In the back corner room on the fifth floor across from Terrace 5 café hangs Van Gogh’s Starry Night. Probably the museum’s most famous piece, there is always a crowd around it, buzzing in six different languages and taking pictures. The painting is incredible, for sure, but not worth the 35-40 people that block a decent view on a Sunday afternoon. As art is a very personal visual experience, and most people are fairly selfish, a tourist or two are guaranteed to step in front of you. The crowd assures that true appreciation of the brush strokes and movement of the painting are lost among the hubbub.

Instead of elbowing your way through the Starry Night throng, take a step to the right. The Olive Trees, the other Van Gogh on view at MoMA, hangs right next to the celestial masterpiece, and the entire crowd to the left is apt to be ignoring it.

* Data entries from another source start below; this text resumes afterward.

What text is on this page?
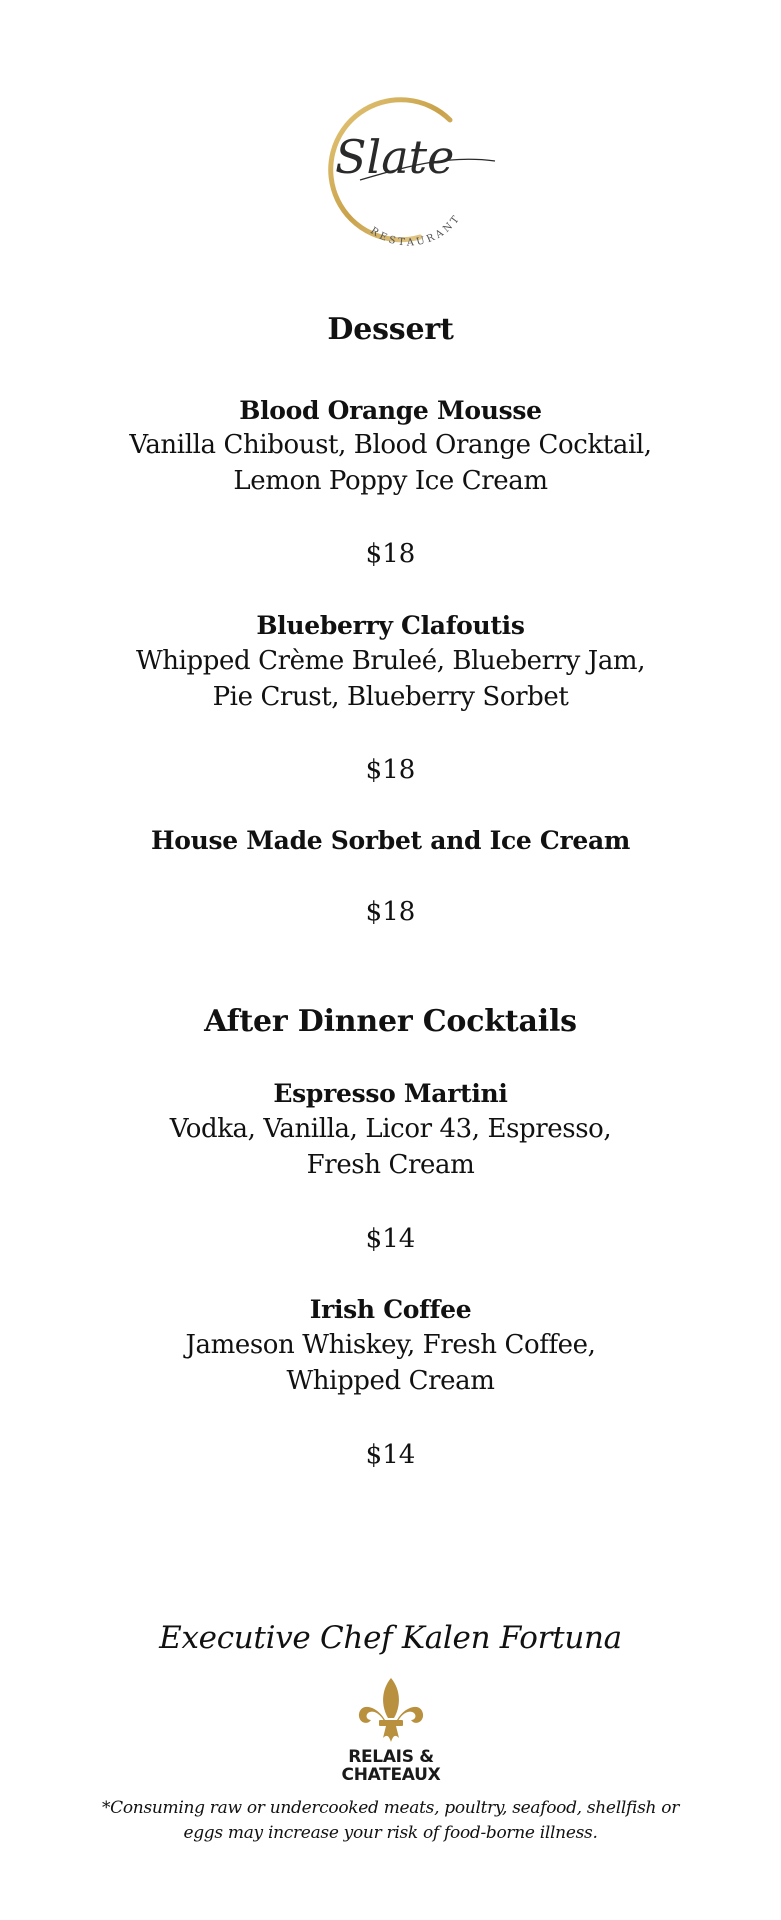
Slate
RESTAURANT
Dessert
Blood Orange Mousse
Vanilla Chiboust, Blood Orange Cocktail,
Lemon Poppy Ice Cream
$18
Blueberry Clafoutis
Whipped Crème Bruleé, Blueberry Jam,
Pie Crust, Blueberry Sorbet
$18
House Made Sorbet and Ice Cream
$18
After Dinner Cocktails
Espresso Martini
Vodka, Vanilla, Licor 43, Espresso,
Fresh Cream
$14
Irish Coffee
Jameson Whiskey, Fresh Coffee,
Whipped Cream
$14
Executive Chef Kalen Fortuna
RELAIS &
CHATEAUX
*Consuming raw or undercooked meats, poultry, seafood, shellfish or
eggs may increase your risk of food-borne illness.
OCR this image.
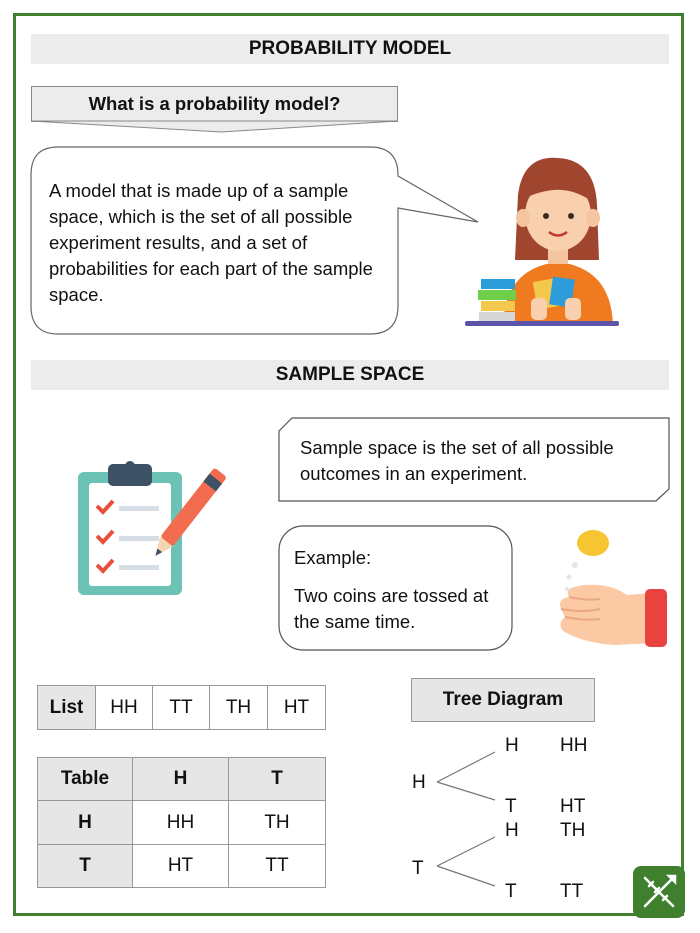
PROBABILITY MODEL
What is a probability model?
A model that is made up of a sample space, which is the set of all possible experiment results, and a set of probabilities for each part of the sample space.
SAMPLE SPACE
Sample space is the set of all possible outcomes in an experiment.
Example:
Two coins are tossed at the same time.
List	HH	TT	TH	HT
Table	H	T
H	HH	TH
T	HT	TT
Tree Diagram
H
H HH
T HT
T
H TH
T TT
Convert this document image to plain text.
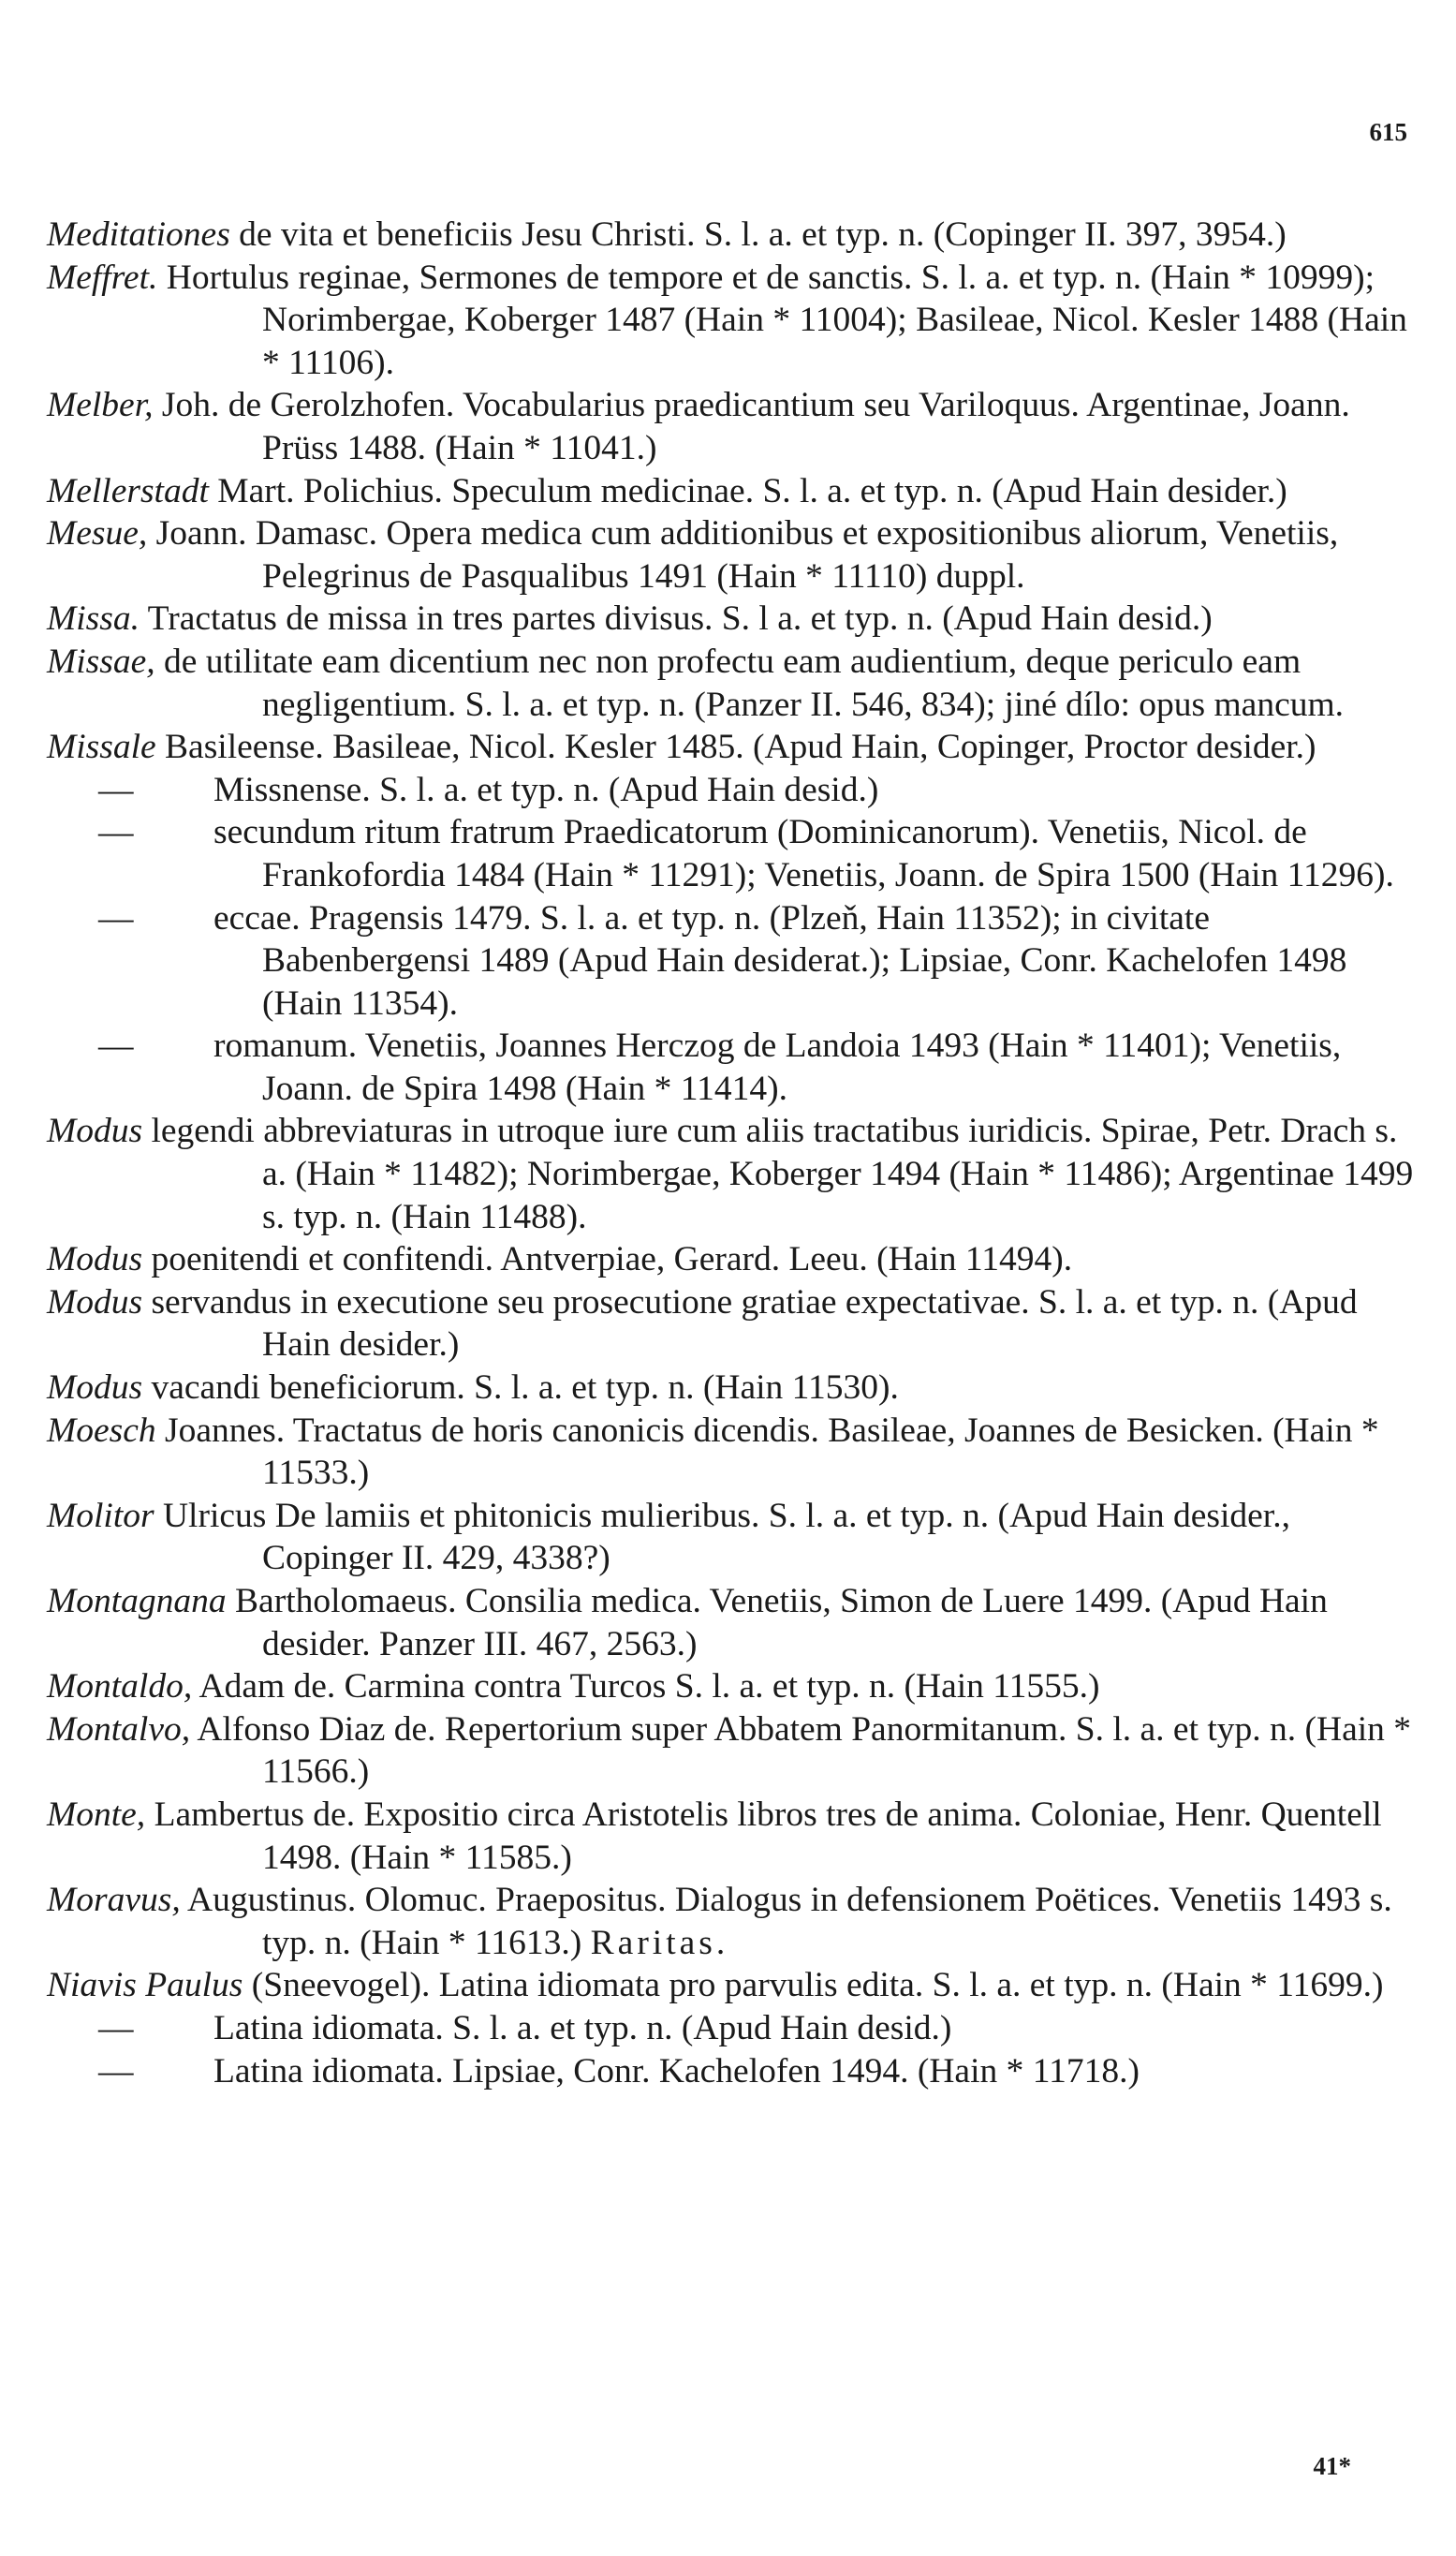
615
Meditationes de vita et beneficiis Jesu Christi. S. l. a. et typ. n. (Copinger II. 397, 3954.)
Meffret. Hortulus reginae, Sermones de tempore et de sanctis. S. l. a. et typ. n. (Hain * 10999); Norimbergae, Koberger 1487 (Hain * 11004); Basileae, Nicol. Kesler 1488 (Hain * 11106).
Melber, Joh. de Gerolzhofen. Vocabularius praedicantium seu Variloquus. Argentinae, Joann. Prüss 1488. (Hain * 11041.)
Mellerstadt Mart. Polichius. Speculum medicinae. S. l. a. et typ. n. (Apud Hain desider.)
Mesue, Joann. Damasc. Opera medica cum additionibus et expositionibus aliorum, Venetiis, Pelegrinus de Pasqualibus 1491 (Hain * 11110) duppl.
Missa. Tractatus de missa in tres partes divisus. S. l a. et typ. n. (Apud Hain desid.)
Missae, de utilitate eam dicentium nec non profectu eam audientium, deque periculo eam negligentium. S. l. a. et typ. n. (Panzer II. 546, 834); jiné dílo: opus mancum.
Missale Basileense. Basileae, Nicol. Kesler 1485. (Apud Hain, Copinger, Proctor desider.)
— Missnense. S. l. a. et typ. n. (Apud Hain desid.)
— secundum ritum fratrum Praedicatorum (Dominicanorum). Venetiis, Nicol. de Frankofordia 1484 (Hain * 11291); Venetiis, Joann. de Spira 1500 (Hain 11296).
— eccae. Pragensis 1479. S. l. a. et typ. n. (Plzeň, Hain 11352); in civitate Babenbergensi 1489 (Apud Hain desiderat.); Lipsiae, Conr. Kachelofen 1498 (Hain 11354).
— romanum. Venetiis, Joannes Herczog de Landoia 1493 (Hain * 11401); Venetiis, Joann. de Spira 1498 (Hain * 11414).
Modus legendi abbreviaturas in utroque iure cum aliis tractatibus iuridicis. Spirae, Petr. Drach s. a. (Hain * 11482); Norimbergae, Koberger 1494 (Hain * 11486); Argentinae 1499 s. typ. n. (Hain 11488).
Modus poenitendi et confitendi. Antverpiae, Gerard. Leeu. (Hain 11494).
Modus servandus in executione seu prosecutione gratiae expectativae. S. l. a. et typ. n. (Apud Hain desider.)
Modus vacandi beneficiorum. S. l. a. et typ. n. (Hain 11530).
Moesch Joannes. Tractatus de horis canonicis dicendis. Basileae, Joannes de Besicken. (Hain * 11533.)
Molitor Ulricus De lamiis et phitonicis mulieribus. S. l. a. et typ. n. (Apud Hain desider., Copinger II. 429, 4338?)
Montagnana Bartholomaeus. Consilia medica. Venetiis, Simon de Luere 1499. (Apud Hain desider. Panzer III. 467, 2563.)
Montaldo, Adam de. Carmina contra Turcos S. l. a. et typ. n. (Hain 11555.)
Montalvo, Alfonso Diaz de. Repertorium super Abbatem Panormitanum. S. l. a. et typ. n. (Hain * 11566.)
Monte, Lambertus de. Expositio circa Aristotelis libros tres de anima. Coloniae, Henr. Quentell 1498. (Hain * 11585.)
Moravus, Augustinus. Olomuc. Praepositus. Dialogus in defensionem Poëtices. Venetiis 1493 s. typ. n. (Hain * 11613.) Raritas.
Niavis Paulus (Sneevogel). Latina idiomata pro parvulis edita. S. l. a. et typ. n. (Hain * 11699.)
— Latina idiomata. S. l. a. et typ. n. (Apud Hain desid.)
— Latina idiomata. Lipsiae, Conr. Kachelofen 1494. (Hain * 11718.)
41*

The Olive Trees provides a just as captivating (if not as frequently reproduced) example of Van Gogh’s post-impressionism.

If you turn around after looking at The Olive Trees and walk through the doorway, you will be greeted by Les Desmoiselles d’Avignon. Most likely less crowded than Van Gogh’s work, Picasso’s seminal painting is a depiction of several prostitutes that takes over the wall. The naked bodies of the women are abstract but strikingly real. The scale of it makes it easy to appreciate, even if there is a crowd.

Another famous and large-scale work, Jackson Pollack’s One: Number 31, 1950, is down on the fourth floor. There will probably be throngs of people, and they will probably be annoying, but a print of the work does not capture its essence—the meaning comes from its scale and its texture, neither of which can be fully appreciated by staring at the slide in Art Hum.

Viewing famous works of art at the Met is somewhat of a different ballgame. The sheer quantity of well-known works spreads out the clumps of camera clutchers, meaning that you might encounter more of them, but in smaller groups. It also means that if there is a crowd around one painting, there are plenty of substitutes to visit while you wait.

Waiting for a clear view is more important at the Met, where many of the most famous works are smaller in scale than at MoMA. Duccio’s Madonna and Child, acquired by the museum in 2004 for, according to the information booth attendant, “some ridiculous amount,” is no bigger than a piece of loose leaf paper. Painted on wood with gold and tempera around the year 1300, the luminous details require close attention: to truly appreciate the work, a viewer needs to stand about one or two feet away. Should it be crowded, it’s worth it to elbow your way to the front.

Another must-see is Vermeer’s Woman with a Water Pitcher. The Dutch painter is a master of color and light, creating optical illusions that call for an in-person experience. The soft lighting and overall ambiance of the museum enhance the contrasts of light and shadow. Its power is in its subtlety.

Truly, no print can do justice to the power of any of these works. Generally, it is worth braving the crowds and the flashes of their cameras to experience them. That said, avoid MoMA on Friday nights when it’s free (go to the Met instead), and the Met on Saturday nights (when it is the only museum open). Pick a day when everyone else is playing in the park, and enjoy masters of the brushstroke on Columbia’s dime.